The Neural Topic model is an unsupervised natural language processing model and is used for analyzing unstructured textual data. This model will produce similar field/widget outcomes as Auto-Topic Predictive but Neural Topic has a different methodology that can produce different results. See below for a summary of when to use this model, advantages of this model, and best practices.
When to use this model
Similar to our Auto-Topic predictive model, the Neural Topic model (NTM) is best used when the user does not have an understanding of what topics persist in unstructured data. This model should be run on data sets with a limited scope where fresh topics can emerge. Hourly, Daily, Weekly time frames will work well for this model. The NTM results will produce similar model outputs to auto-topic and will provide the opportunity for topic/sentiment widget creation. The following is available for the NTM data outputs:
- Topic wheel
- Sentiment Scores per verbatim
- Sentiment aggregations (sentiment average gauge)
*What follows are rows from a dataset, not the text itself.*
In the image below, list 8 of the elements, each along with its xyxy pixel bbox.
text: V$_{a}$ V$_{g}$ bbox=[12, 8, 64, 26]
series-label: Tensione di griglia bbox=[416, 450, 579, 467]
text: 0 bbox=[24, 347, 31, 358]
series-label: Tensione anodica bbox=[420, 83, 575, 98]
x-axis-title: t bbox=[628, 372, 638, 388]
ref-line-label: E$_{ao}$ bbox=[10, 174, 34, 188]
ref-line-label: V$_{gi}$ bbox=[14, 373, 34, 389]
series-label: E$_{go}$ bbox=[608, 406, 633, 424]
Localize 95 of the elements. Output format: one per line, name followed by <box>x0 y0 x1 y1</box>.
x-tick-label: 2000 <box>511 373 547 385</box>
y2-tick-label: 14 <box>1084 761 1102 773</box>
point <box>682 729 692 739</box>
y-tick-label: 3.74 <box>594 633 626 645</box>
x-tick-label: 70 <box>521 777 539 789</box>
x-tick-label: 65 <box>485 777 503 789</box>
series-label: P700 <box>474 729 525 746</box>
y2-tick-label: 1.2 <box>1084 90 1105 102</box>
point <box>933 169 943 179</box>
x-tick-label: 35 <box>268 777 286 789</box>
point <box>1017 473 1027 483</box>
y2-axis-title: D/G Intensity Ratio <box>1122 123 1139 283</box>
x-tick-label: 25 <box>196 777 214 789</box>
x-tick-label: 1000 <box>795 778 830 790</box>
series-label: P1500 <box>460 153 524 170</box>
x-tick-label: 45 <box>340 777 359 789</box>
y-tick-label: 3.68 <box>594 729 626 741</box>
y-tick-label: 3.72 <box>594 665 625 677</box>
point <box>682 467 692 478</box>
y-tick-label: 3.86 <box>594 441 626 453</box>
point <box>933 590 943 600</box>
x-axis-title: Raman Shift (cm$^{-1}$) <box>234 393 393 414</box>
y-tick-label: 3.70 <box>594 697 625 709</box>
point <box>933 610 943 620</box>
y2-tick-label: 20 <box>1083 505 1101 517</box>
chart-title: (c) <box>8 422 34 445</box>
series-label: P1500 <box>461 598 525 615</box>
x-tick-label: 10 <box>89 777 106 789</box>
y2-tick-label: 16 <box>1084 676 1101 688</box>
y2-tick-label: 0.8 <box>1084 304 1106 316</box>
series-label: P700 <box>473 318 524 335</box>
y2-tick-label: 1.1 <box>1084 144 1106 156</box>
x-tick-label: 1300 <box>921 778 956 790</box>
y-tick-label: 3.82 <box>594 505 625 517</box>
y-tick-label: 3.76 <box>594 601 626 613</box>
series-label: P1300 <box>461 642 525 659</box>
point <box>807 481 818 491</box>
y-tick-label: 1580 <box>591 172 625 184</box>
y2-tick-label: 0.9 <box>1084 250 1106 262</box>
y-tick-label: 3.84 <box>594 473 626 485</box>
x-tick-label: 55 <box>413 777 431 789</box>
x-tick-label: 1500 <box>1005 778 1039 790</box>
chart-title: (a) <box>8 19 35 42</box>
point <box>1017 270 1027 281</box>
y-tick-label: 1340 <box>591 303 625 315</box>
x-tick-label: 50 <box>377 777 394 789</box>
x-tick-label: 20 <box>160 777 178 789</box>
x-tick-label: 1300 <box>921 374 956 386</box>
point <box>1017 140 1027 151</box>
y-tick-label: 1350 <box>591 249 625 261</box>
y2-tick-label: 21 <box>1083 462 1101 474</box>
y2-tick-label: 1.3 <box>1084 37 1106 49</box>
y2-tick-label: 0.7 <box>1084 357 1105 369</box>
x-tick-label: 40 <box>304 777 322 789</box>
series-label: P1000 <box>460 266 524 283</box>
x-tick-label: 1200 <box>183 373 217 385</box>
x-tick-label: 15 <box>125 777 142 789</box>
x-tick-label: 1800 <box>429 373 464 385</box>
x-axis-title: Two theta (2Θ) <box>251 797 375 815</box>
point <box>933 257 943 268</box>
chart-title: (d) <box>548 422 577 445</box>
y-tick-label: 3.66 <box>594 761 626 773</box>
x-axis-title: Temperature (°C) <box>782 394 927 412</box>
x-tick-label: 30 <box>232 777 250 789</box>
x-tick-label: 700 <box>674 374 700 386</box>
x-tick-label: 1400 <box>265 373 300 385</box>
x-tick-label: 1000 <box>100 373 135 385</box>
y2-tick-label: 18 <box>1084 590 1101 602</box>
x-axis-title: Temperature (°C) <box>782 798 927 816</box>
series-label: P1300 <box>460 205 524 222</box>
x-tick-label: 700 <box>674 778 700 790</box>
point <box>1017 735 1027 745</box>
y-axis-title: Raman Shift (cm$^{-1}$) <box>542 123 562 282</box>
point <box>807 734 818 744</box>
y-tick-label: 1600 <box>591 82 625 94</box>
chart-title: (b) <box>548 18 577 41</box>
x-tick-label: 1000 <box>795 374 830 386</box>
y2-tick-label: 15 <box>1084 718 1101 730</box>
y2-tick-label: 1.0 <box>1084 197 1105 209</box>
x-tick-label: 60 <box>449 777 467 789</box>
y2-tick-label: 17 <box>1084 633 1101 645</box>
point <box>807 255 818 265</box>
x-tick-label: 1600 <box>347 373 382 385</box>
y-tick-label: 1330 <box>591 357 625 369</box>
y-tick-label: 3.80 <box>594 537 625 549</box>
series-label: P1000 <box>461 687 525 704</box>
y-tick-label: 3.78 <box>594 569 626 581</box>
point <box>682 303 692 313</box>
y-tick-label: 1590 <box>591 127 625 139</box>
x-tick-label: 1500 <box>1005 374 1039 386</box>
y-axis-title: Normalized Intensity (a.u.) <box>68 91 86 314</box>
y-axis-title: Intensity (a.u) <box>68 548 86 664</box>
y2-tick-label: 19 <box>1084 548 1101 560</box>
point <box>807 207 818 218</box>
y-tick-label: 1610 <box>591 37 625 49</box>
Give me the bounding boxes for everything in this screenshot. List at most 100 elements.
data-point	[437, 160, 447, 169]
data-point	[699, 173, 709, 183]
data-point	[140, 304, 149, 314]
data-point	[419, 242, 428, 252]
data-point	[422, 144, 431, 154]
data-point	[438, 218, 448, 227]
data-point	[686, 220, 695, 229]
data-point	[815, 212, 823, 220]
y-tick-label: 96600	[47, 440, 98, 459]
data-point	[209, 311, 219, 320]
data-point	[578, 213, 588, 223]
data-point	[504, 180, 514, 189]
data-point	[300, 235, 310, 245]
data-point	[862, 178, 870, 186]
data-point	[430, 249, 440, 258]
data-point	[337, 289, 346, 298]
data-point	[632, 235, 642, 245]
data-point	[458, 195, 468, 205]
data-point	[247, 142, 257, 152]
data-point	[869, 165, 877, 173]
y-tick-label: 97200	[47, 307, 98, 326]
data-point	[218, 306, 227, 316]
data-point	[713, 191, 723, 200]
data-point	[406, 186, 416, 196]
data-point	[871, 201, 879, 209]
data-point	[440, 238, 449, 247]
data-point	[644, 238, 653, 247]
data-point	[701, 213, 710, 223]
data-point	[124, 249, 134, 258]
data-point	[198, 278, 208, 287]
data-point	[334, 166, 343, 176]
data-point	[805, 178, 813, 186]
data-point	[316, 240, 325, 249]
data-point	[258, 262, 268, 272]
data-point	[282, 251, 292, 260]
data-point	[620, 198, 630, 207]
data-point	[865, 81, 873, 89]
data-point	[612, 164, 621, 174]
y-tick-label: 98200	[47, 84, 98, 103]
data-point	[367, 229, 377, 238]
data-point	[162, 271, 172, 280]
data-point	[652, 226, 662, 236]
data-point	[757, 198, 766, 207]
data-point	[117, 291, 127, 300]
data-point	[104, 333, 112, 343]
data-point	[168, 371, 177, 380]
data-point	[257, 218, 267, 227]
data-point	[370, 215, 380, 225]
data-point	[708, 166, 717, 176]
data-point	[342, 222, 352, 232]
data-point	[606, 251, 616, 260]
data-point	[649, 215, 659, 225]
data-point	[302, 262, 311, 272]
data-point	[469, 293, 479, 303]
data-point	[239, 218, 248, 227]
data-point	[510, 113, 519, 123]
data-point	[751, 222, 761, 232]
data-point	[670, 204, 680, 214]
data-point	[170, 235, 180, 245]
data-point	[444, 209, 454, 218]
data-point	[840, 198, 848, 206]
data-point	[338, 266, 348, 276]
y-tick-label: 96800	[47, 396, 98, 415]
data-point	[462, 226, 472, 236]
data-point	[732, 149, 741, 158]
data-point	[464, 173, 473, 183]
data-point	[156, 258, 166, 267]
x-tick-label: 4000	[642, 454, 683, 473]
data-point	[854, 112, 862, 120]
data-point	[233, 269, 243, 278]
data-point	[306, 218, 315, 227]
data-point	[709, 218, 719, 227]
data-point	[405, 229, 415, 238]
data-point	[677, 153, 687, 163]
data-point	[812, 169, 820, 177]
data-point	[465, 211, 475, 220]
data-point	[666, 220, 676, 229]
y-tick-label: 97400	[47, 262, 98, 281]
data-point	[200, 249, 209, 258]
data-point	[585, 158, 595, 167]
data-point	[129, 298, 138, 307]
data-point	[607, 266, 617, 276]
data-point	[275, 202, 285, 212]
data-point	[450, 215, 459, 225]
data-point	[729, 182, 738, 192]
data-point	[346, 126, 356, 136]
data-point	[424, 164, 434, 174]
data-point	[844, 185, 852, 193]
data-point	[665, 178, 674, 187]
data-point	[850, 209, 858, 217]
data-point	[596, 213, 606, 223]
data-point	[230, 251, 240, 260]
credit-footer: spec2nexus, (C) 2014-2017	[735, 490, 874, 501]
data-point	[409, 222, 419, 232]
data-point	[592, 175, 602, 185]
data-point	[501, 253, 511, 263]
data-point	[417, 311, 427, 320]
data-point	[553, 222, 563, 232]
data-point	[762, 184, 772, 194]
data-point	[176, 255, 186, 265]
The additional outputs will eventually be available as well:
- Summary & Sentence Highlight = “what sentence(s) highlights/summarizes the verbatim?”
- Expanded topic chunks = “what phrases (2-5 words) highlight the data set?”
- Summary of important docs = “what are the verbatims that provide the most impactful feedback?”
Advantages of NTM
The NTM method leverages upgraded data science neural network structures that provide the following improvements:
- Higher quality topic discovery
- Rich topic outputs
- Semi-supervised customization available
Trade-offs:
- Slow processing than Auto-Topic.
- Only available in English
Best Practices
Choose the right minimum frequency can greatly impact your topic discovery results. The Min_count setting in the advance setup is the minimum frequency requirement for a word to appear in the vocabulary for topics.
- Trade off of diversity vs quality:
- Default min_count=5 is suitable for most datasets.